Book description
The subjects of Salman Rushdie's collection of non-fiction range from
The Wizard of Oz, U2, India and Indian writing, the death of
Princess Diana, and football, to twentieth-century writers including
Angela Carter, Arthur Miller, Edward Said, J. M. Coetzee and Arundhati
Roy.
In a central section, 'Messages from the Plague Years', Rushdie
focuses on the fight against the Iranian fatwa, presenting texts both
personal and political, which show for the first time how it was to
live through those days. Rushdie's columns for the New York
Times confront current issues - Kashmir, Northern Ireland, Kosovo,
Islam and the West - as well as lighter topics such as reality TV,
sport and sleaze. The book ends with the lectures that give it its
title - Rushdie's exploration of the theme of frontiers: crossing
them, breaking taboos, and - in the light of September 11 - the world
of permeable frontiers in which we all live.

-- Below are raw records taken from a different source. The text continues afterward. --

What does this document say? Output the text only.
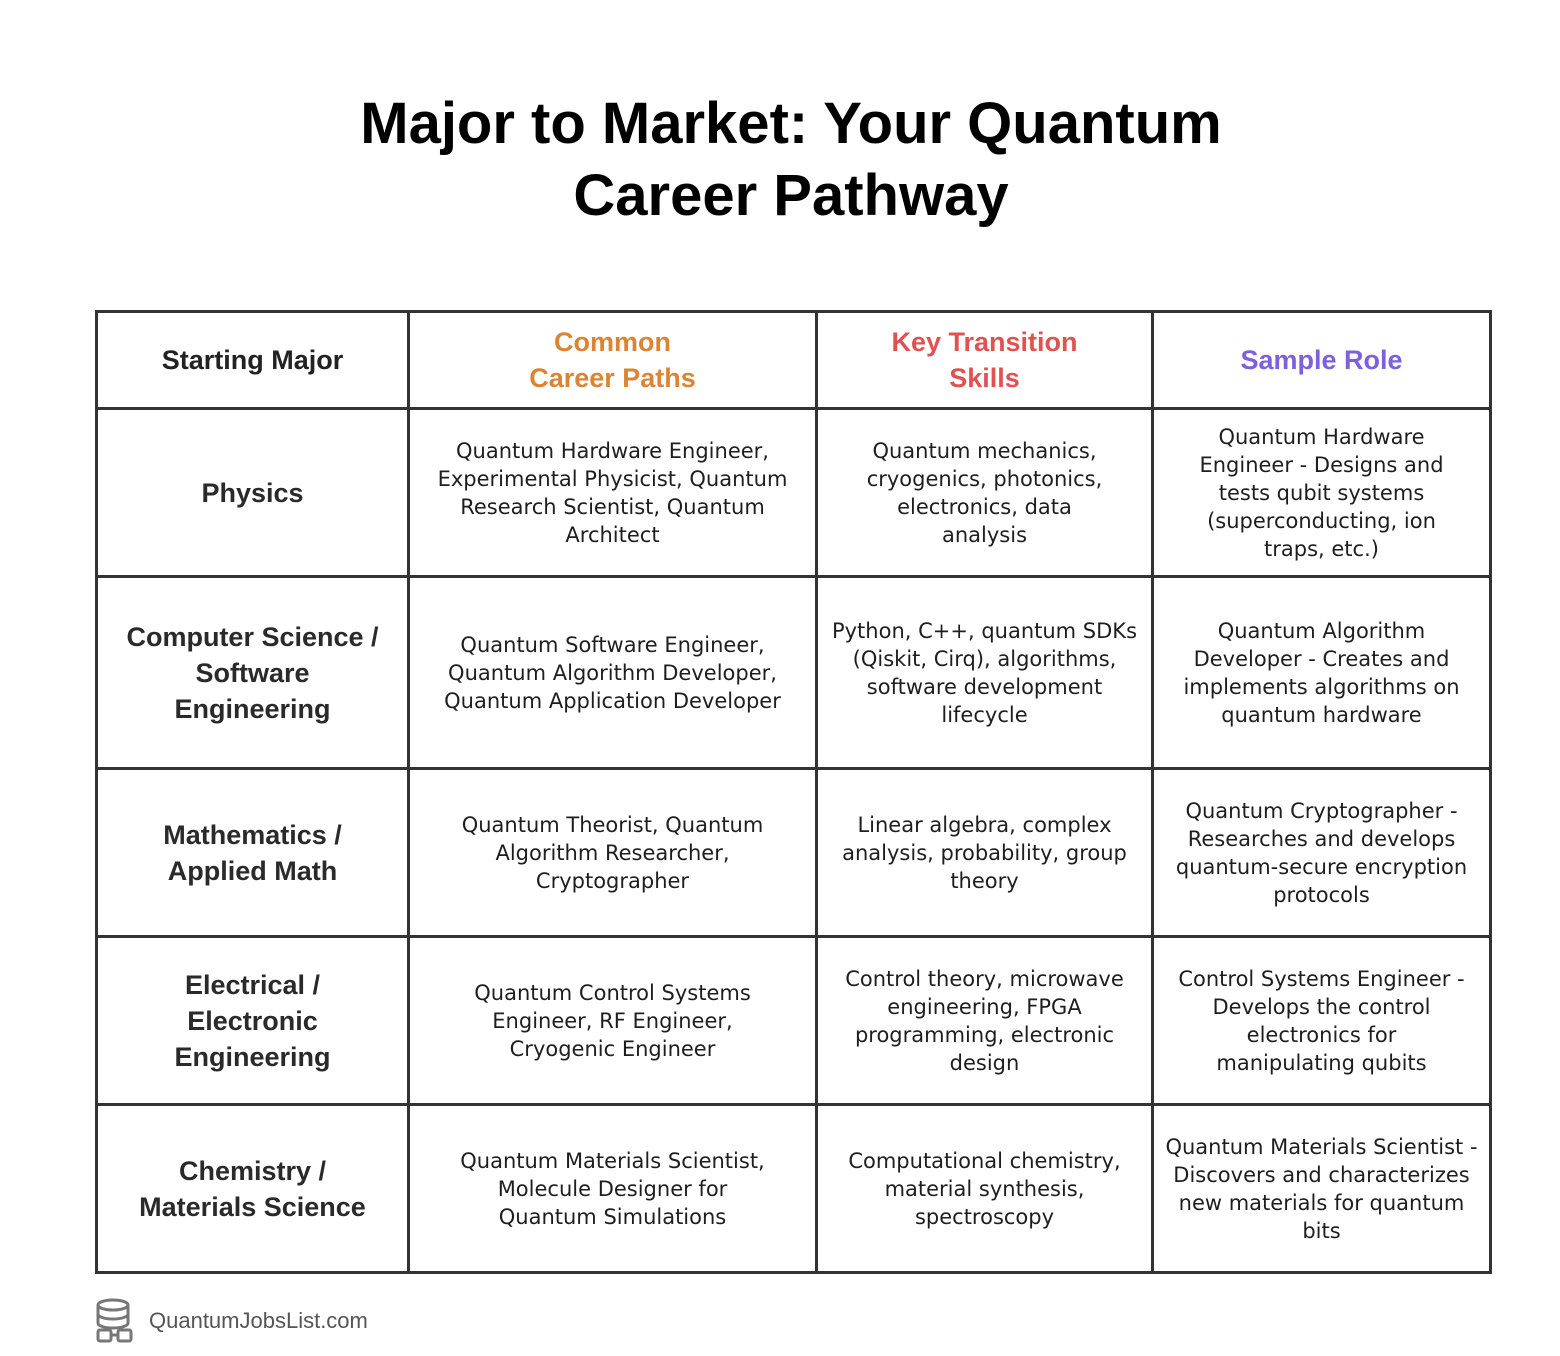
Major to Market: Your Quantum
Career Pathway
Starting Major	Common Career Paths	Key Transition Skills	Sample Role
Physics	Quantum Hardware Engineer, Experimental Physicist, Quantum Research Scientist, Quantum Architect	Quantum mechanics, cryogenics, photonics, electronics, data analysis	Quantum Hardware Engineer - Designs and tests qubit systems (superconducting, ion traps, etc.)

Computer Science / Software Engineering	Quantum Software Engineer, Quantum Algorithm Developer, Quantum Application Developer	Python, C++, quantum SDKs (Qiskit, Cirq), algorithms, software development lifecycle	Quantum Algorithm Developer - Creates and implements algorithms on quantum hardware

Mathematics / Applied Math	Quantum Theorist, Quantum Algorithm Researcher, Cryptographer	Linear algebra, complex analysis, probability, group theory	Quantum Cryptographer - Researches and develops quantum-secure encryption protocols

Electrical / Electronic Engineering	Quantum Control Systems Engineer, RF Engineer, Cryogenic Engineer	Control theory, microwave engineering, FPGA programming, electronic design	Control Systems Engineer - Develops the control electronics for manipulating qubits

Chemistry / Materials Science	Quantum Materials Scientist, Molecule Designer for Quantum Simulations	Computational chemistry, material synthesis, spectroscopy	Quantum Materials Scientist - Discovers and characterizes new materials for quantum bits
QuantumJobsList.com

Salman Rushdie is the author of ten novels, one collection of short
stories, three works of non-fiction, and the co-editor of
The Vintage
Book of Indian Writing
. In 1993
Midnight's Children
was judged to be the Best of the Booker, the best novel to have won the
Booker Prize in its forty year history.
The Moor's Last Sigh
won the Whitbread Prize in 1995 and the European Union's Aristeion
Prize for Literature in 1996. He is a Fellow of the Royal Society of
Literature and a Commandeur des Arts et des Lettres.